Small, monumental steps forward signified the continuation of the #MeToo movement, but this time in the fast food industry.
On September 18, McDonald’s workers in ten different cities across the nation went on strike. This strike was to protest sexual harassment in the workplace.
The employees walked out during their lunch, staging the first labor strike aimed at a U.S. company in relation with the #MeToo movement. Ten women filed sexual harassment complaints against McDonald’s this past May, however, no action was taken to right the company’s wrongs. These women are supported by the organizations Time’s Up and Fight for $15.
The walkout took place select locations in Chicago, Kansas City, St. Louis, Los Angeles, Miami, Milwaukee, New Orleans, Orlando, San Francisco, and Durham, North Carolina. Employees walked hand in hand, blue duct tape over their mouths, painted handprints adorning their uniforms. “You will hear us today,” was the mantra of the day.
Between 2005 and 2015, hotel and restaurant workers filed more than 5,000 sexual harassment complaints. Lower-wage workers are more likely to get sexually harassed according to The Guardian.
In fact, this is not the first time McDonald’s has been accused of sexual harassment. In 2008, a Colorado location was sued due to the supervisor groping teenage girls and offering them favors in return for sex.
In 2011, a Wisconsin location was sued because the male employees were kissing and groping their female coworkers without their consent.

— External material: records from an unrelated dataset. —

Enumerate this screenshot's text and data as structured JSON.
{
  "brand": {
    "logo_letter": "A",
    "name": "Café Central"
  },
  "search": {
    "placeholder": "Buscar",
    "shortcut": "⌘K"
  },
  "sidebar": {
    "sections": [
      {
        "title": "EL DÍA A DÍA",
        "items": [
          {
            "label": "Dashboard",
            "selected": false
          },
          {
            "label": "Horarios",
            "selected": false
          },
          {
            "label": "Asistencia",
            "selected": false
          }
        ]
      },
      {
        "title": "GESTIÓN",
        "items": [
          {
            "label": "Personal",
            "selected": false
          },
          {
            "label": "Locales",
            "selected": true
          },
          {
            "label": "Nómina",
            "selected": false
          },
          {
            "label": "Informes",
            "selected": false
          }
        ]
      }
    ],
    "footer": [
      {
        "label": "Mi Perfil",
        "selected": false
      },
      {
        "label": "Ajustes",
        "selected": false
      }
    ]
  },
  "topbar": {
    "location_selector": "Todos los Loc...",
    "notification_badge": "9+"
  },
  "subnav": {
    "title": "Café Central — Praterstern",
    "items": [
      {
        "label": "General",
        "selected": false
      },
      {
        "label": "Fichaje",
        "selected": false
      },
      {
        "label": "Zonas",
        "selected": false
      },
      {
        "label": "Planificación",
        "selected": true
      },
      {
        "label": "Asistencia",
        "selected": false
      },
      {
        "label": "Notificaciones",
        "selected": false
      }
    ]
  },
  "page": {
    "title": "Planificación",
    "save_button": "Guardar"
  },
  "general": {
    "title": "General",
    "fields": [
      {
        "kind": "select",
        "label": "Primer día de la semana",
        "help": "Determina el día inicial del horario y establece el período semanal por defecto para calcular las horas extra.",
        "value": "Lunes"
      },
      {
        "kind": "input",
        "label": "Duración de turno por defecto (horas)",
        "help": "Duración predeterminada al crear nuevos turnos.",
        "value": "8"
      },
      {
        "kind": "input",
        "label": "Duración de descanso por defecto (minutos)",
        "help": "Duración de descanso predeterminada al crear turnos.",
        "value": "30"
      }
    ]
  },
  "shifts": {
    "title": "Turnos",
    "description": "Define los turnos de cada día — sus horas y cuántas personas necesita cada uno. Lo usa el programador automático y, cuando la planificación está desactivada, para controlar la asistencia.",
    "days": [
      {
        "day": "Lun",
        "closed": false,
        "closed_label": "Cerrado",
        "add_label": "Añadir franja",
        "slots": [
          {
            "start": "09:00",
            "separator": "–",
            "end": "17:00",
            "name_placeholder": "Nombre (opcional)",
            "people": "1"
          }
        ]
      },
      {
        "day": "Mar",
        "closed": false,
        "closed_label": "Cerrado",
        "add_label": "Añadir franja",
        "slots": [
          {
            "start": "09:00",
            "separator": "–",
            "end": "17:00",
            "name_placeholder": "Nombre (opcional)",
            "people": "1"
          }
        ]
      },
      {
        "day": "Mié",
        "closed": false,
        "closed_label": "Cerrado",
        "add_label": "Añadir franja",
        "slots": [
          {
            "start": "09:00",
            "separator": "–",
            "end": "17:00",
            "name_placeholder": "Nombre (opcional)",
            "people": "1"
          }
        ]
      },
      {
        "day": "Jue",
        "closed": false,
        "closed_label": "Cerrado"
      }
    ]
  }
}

According to a report from Restaurant Opportunities Center United found that 90% of female employees and 70% of male employees have experienced some form of sexual harassment within the restaurant industry.
Due to the backlash on the company following the leaked information, the company released a statement.
“We have policies, procedures and training in place that are specifically designed to prevent sexual harassment at our company and company-owned restaurants, and we firmly believe that our franchisees share this commitment,” the statement read, within an email to The Associated Press.
However, employees of the company disagree with this statement.
“We see no evidence there’s been any change at all,” labor lawyer Mary Joyce said. “Whatever policy they have is not effective.”
Employees demand change, and in this day and age, it can be assumed that they will not be silenced until they achieve their goals.